Still, irrespective of the weight of this evidence, it is all largely tangential to Lead
Plaintiffs’ allegations. Whether or not the FDA or the terms of the Guidance could have allowed
18
Defendants to obtain abuse-deterrent labeling for IV abuse alone based only on Category 1
studies, Defendants chose to publicly represent that their NDA in fact included other types of
studies that it did not in fact contain. Because Lead Plaintiffs plausibly allege that these
descriptions of the actual contents of the NDA were false when made, these statements may
constitute actionable misrepresentations for purposes of Section 10(b) liability.
b.
Scienter
The Amended Complaint provides “strong circumstantial evidence of conscious
misbehavior or recklessness,” ATSI, 493 F.3d at 99, because it includes evidence showing that
Defendants had “knowledge of facts or access to information contradicting their public
statements,” Novak, 216 F.3d at 308. IPCI, as the sponsor of the Rexista NDA and the party
responsible for drafting and preparing the submission, can be presumed to have known the
contents of the NDA at the time it issued the relevant public statements. (See, e.g., AC ¶¶ 40, 44;
see generally Dkt. No. 30-2.) Moreover, IPCI also described Rexista as central to its business
and as the primary focus of its research and development during the Class Period, buttressing the
plausibility of Lead Plaintiffs’ claim that IPCI was or should have been aware of the contents of
the NDA at the times of the misrepresentations. (See, e.g., AC ¶¶ 27–28, 142.)
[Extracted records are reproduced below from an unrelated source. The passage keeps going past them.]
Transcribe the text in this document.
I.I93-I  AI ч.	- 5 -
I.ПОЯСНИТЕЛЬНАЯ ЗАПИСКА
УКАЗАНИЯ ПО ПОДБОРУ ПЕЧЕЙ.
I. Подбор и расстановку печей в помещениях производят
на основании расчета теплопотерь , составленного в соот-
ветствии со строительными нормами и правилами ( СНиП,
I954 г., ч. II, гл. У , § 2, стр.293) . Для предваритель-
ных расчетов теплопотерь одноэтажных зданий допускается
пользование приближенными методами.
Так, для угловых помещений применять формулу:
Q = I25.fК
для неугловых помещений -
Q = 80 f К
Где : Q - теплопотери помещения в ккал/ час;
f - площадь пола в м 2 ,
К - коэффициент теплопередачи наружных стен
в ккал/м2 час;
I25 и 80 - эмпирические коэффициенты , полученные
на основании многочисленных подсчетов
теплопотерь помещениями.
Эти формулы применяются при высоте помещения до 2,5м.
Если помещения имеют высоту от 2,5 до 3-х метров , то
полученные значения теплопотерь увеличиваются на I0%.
With respect to the individual Defendants, the Amended Complaint includes statements
from anonymous former IPCI employees describing in detail the personal involvement of
Defendants Odidi and Della Penna in the development of the Rexista NDA. (AC ¶¶ 38–39.)
Defendants Odidi and Della Donna are also regularly quoted on behalf of IPCI throughout the
Amended Complaint as describing the attributes of Rexista and the contents of the Rexista NDA.
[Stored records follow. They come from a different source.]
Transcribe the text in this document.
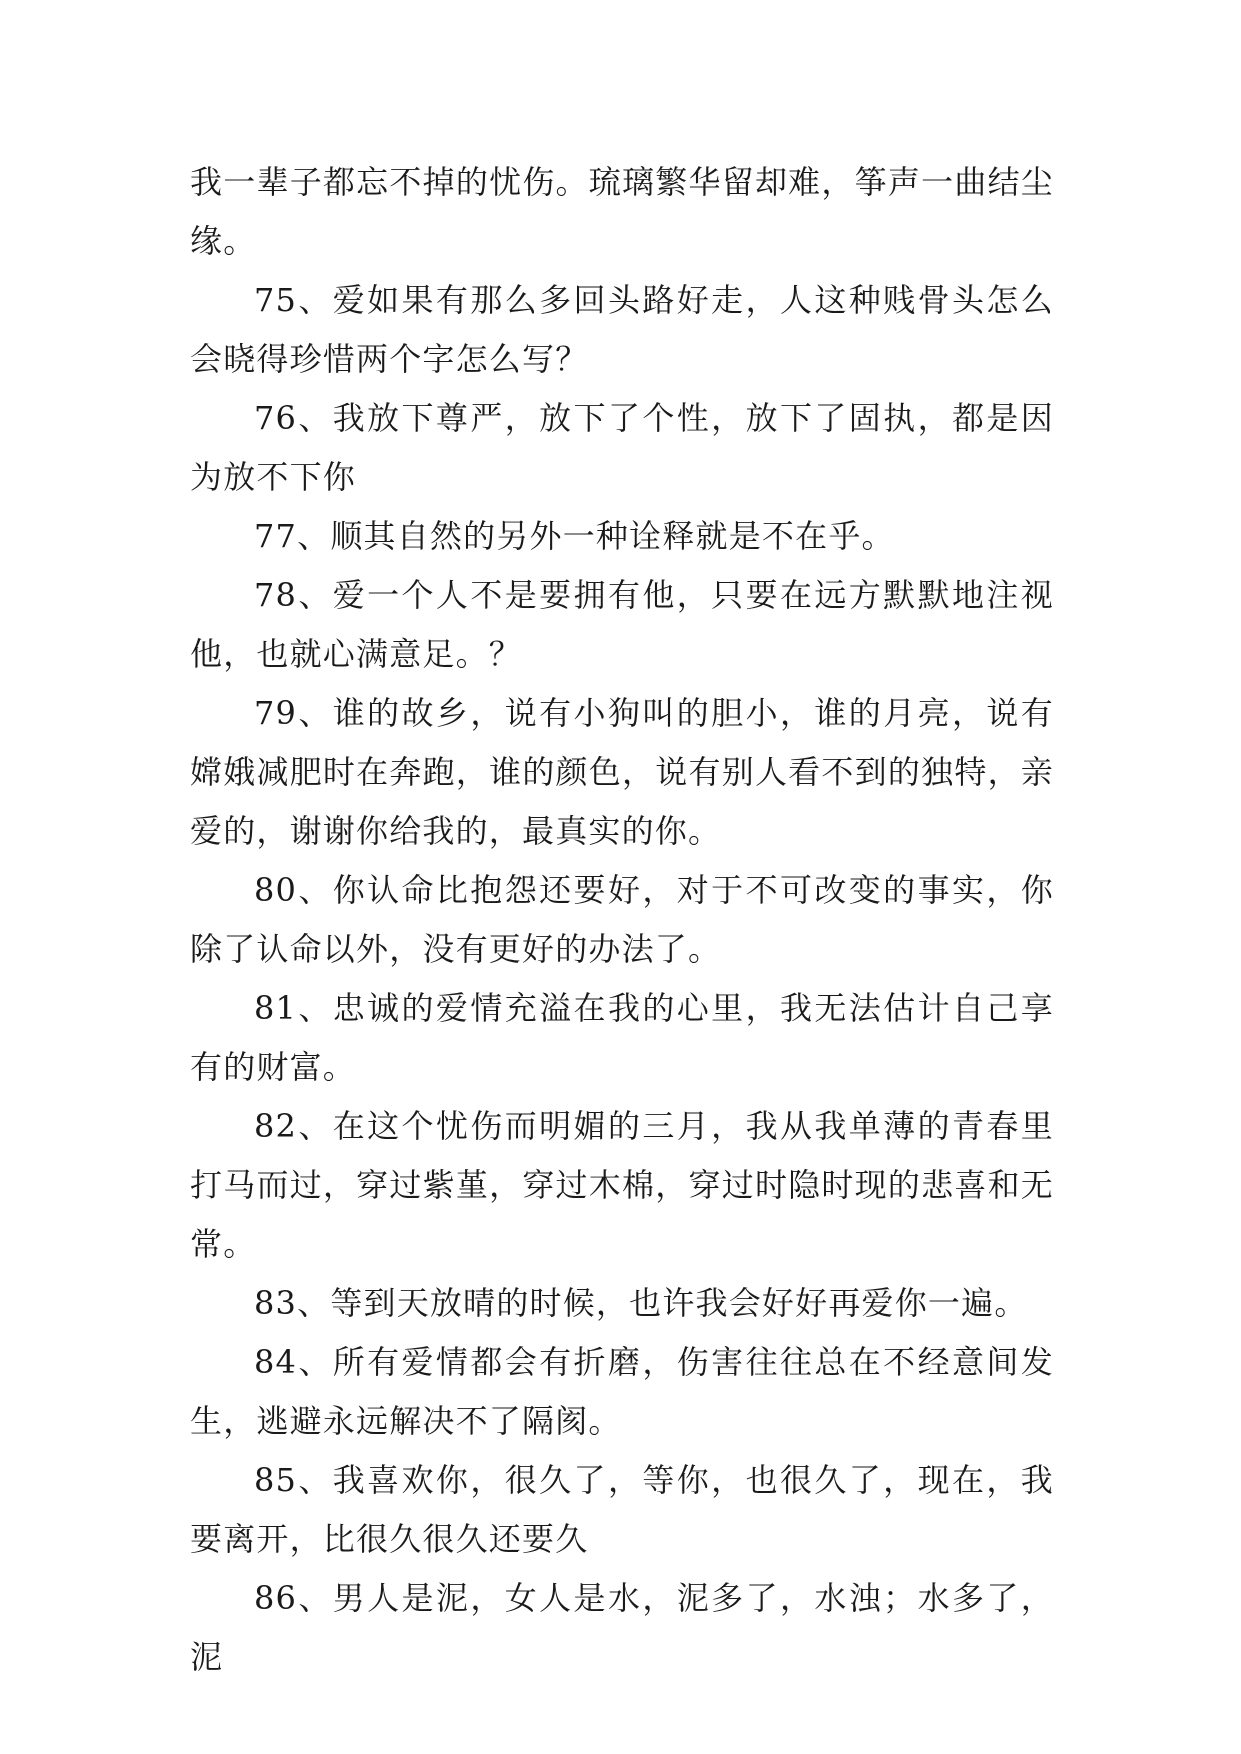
我一辈子都忘不掉的忧伤。琉璃繁华留却难，筝声一曲结尘缘。

75、爱如果有那么多回头路好走，人这种贱骨头怎么会晓得珍惜两个字怎么写？

76、我放下尊严，放下了个性，放下了固执，都是因为放不下你

77、顺其自然的另外一种诠释就是不在乎。

78、爱一个人不是要拥有他，只要在远方默默地注视他，也就心满意足。？

79、谁的故乡，说有小狗叫的胆小，谁的月亮，说有嫦娥减肥时在奔跑，谁的颜色，说有别人看不到的独特，亲爱的，谢谢你给我的，最真实的你。

80、你认命比抱怨还要好，对于不可改变的事实，你除了认命以外，没有更好的办法了。

81、忠诚的爱情充溢在我的心里，我无法估计自己享有的财富。

82、在这个忧伤而明媚的三月，我从我单薄的青春里打马而过，穿过紫堇，穿过木棉，穿过时隐时现的悲喜和无常。

83、等到天放晴的时候，也许我会好好再爱你一遍。

84、所有爱情都会有折磨，伤害往往总在不经意间发生，逃避永远解决不了隔阂。

85、我喜欢你，很久了，等你，也很久了，现在，我要离开，比很久很久还要久

86、男人是泥，女人是水，泥多了，水浊；水多了，泥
(See, e.g., AC ¶¶ 91, 95, 97, 102–03.) If, as Lead Plaintiffs allege, these two Defendants were
actively involved in the development and submission of the Rexista NDA to the FDA, they also
19
can be presumed to have known the contents of the NDA at the time they issued the relevant
public statements falsely describing the NDA’s contents. Thus taking Lead Plaintiffs’ alleged
facts as true, they establish that these Defendants “knew or, more importantly, should have
known that they were misrepresenting material facts related to the corporation.” Novak, 216
F.3d at 308. Similar allegations have been found sufficient to support scienter for fraud claims
premised on a drug manufacturer’s misrepresentations about the contents of FDA filings. See,
e.g., Frater v. Hemispherx Biopharma, Inc., 996 F. Supp. 2d 335, 349–50 (E.D. Pa. 2014).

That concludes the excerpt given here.